Boomers quitting six-figure jobs to avoid RTO say managers are being threatened

  • Working remotely at times prior to the pandemic, Dennis C. was excited about the transition to full-time remote work.
  • When told at his office that he had to come back three days a week, he decided to retire instead.
  • Now working remotely full-time, he believes this will slowly define the future of work.

Dennis C. would rather retire than return to the office full-time — and he did just that.

The 65-year-old Alabama resident, who confirmed his last name, previous employment and salary range to Insider but asked that those details be withheld to protect his privacy, got a taste of working from home years ago. In 2018, supervisors at his workplace presented him with a day of remote work as a reward. Until 2019 he worked two days remotely and three days in the office. He said the schedule was “fantastic” and he thought he would never retire: “This is perfect, this is heaven.”

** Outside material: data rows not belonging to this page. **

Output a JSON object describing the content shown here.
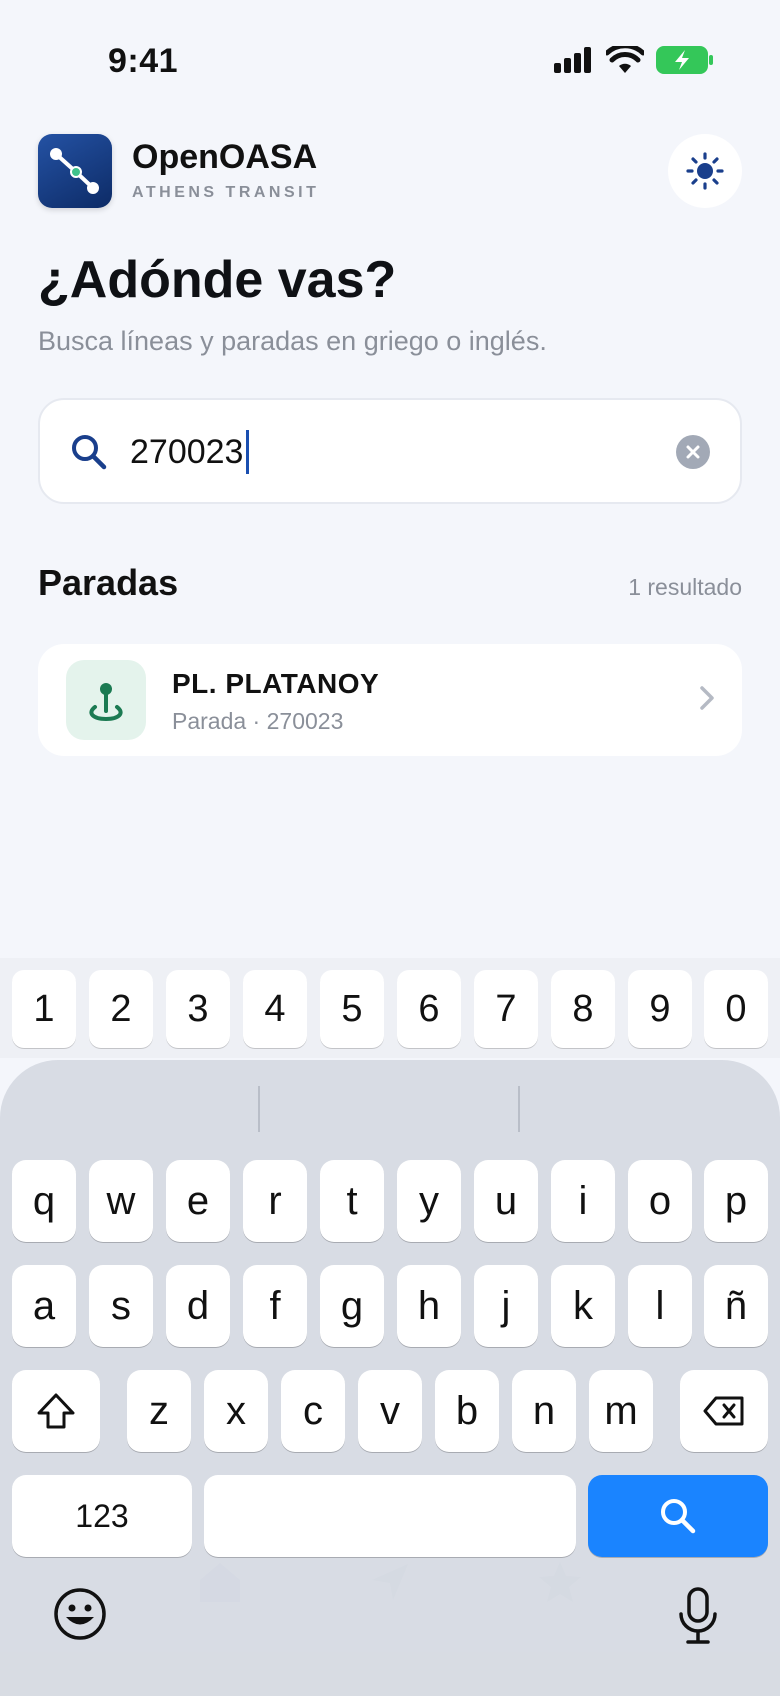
{
  "status_bar": {
    "time": "9:41"
  },
  "app": {
    "name": "OpenOASA",
    "subtitle": "ATHENS TRANSIT",
    "theme_icon": "sun-icon"
  },
  "hero": {
    "title": "¿Adónde vas?",
    "subtitle": "Busca líneas y paradas en griego o inglés."
  },
  "search": {
    "value": "270023",
    "placeholder": ""
  },
  "results": {
    "section_title": "Paradas",
    "count_label": "1 resultado",
    "items": [
      {
        "name": "PL. PLATANOY",
        "meta": "Parada · 270023",
        "icon": "stop-pin-icon"
      }
    ]
  },
  "keyboard": {
    "numbers": [
      "1",
      "2",
      "3",
      "4",
      "5",
      "6",
      "7",
      "8",
      "9",
      "0"
    ],
    "row1": [
      "q",
      "w",
      "e",
      "r",
      "t",
      "y",
      "u",
      "i",
      "o",
      "p"
    ],
    "row2": [
      "a",
      "s",
      "d",
      "f",
      "g",
      "h",
      "j",
      "k",
      "l",
      "ñ"
    ],
    "row3": [
      "z",
      "x",
      "c",
      "v",
      "b",
      "n",
      "m"
    ],
    "numbers_key": "123"
  },
  "colors": {
    "accent": "#1a84ff",
    "brand": "#1a3f8c",
    "stop_green": "#1b7a52",
    "background": "#f4f6fb"
  }
}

But as 2020 rolled around and everyone sent home, he discovered he loved full-time remote work even more.

“We went five days a week and we were like, ‘Oh, I thought two would be good, five is the sweet spot,'” Dennis said. “There is no reason to return to the office.”

He loved remote work for the same reasons he thinks other people do: more time to focus and fewer meetings. He could turn off his camera, mute it, and still unplug it. His commute to work went from 20 to five minutes.

“If I wanted to do something and time wasn’t limited, I could stop work and continue later in the evening,” he said.

He’s not alone: ​​some remote workers are living like students again, using their afternoons for fun activities or errands and returning to work later in the day.

“The more choice we have, the more autonomy we have, the happier we are, I think,” Dennis said.

But then, in April 2021, Dennis was called back to the office. The company wanted him to come in three days a week. Dennis, who was technically retiring and had already started scouting for new roles, said it was the straw that broke the camel’s camel.

“When they said I had to come back, I emailed them saying I was retiring,” he said.

Dennis had already secured a job offer as a defense contractor elsewhere. With the new role, he would take a slight pay cut, taking his salary from a six-figure amount to a little less. But since he’s receiving new monthly pension benefits from his old federal job, he’s still technically bringing in more than he did before.

His new role is also completely distanced, a must for him. He said it was “fantastic,” in one word.

Remote work eliminates the need for supervisors

Dennis is not alone. Felicia, an Arizona clerk, previously told Insiders that she too would be leaving behind a six-figure salary due to a forced return to the office. Their bosses suffered from productivity paranoia and couldn’t believe that the people who were working from home were actually working.

Dennis said that, in his opinion, the only people who utterly fail at remote work are those who went to meetings in person, walked around with a piece of paper, and looked busy — but actually didn’t get much done. But self-starters and motivated people with goals can also excel at remote work.

But working remotely also challenges a boss’s purpose, he said. A boss’s mission statement, whether they say it out loud, is to make sure their employees get their jobs done. And that’s why those employees need to be there, in front of them, so the bosses can make sure they’re working.

“It’s almost like, ‘If I don’t see you work, I have nothing to do. What’s my goal?’” Dennis said. “So I think that’s the main reason for bringing people back.”

With the pandemic, the spirit of remote work is out of the bag, Dennis said. At his old job, he was once rewarded with remote work by supervisors. Now there is a “group of people” who know they don’t need to be in the office to be productive.

And that will lead to a reckoning with the bosses.

“Managers, especially middle-level managers, will still want to see people. It’s a kind of justification for her job,” he said. “If everyone can work remotely, that’s a new model for the manager.”

Even though remote work has declined slightly in the short term — the Bureau of Labor Statistics recently found that nearly 73% of companies surveyed offered little or no remote work in September, compared with 60% of respondents in 2021 — Dennis still thinks so that this will slowly increase over time, especially as office leases expire.

“I’m a baby boomer, so we’re starting to die out,” he said. He added that as baby boomers “sort of leave the scene,” some of their traditions will disappear as well.

“I think a lot of people who have experience working remotely will say, ‘Hey, that worked,'” Dennis said.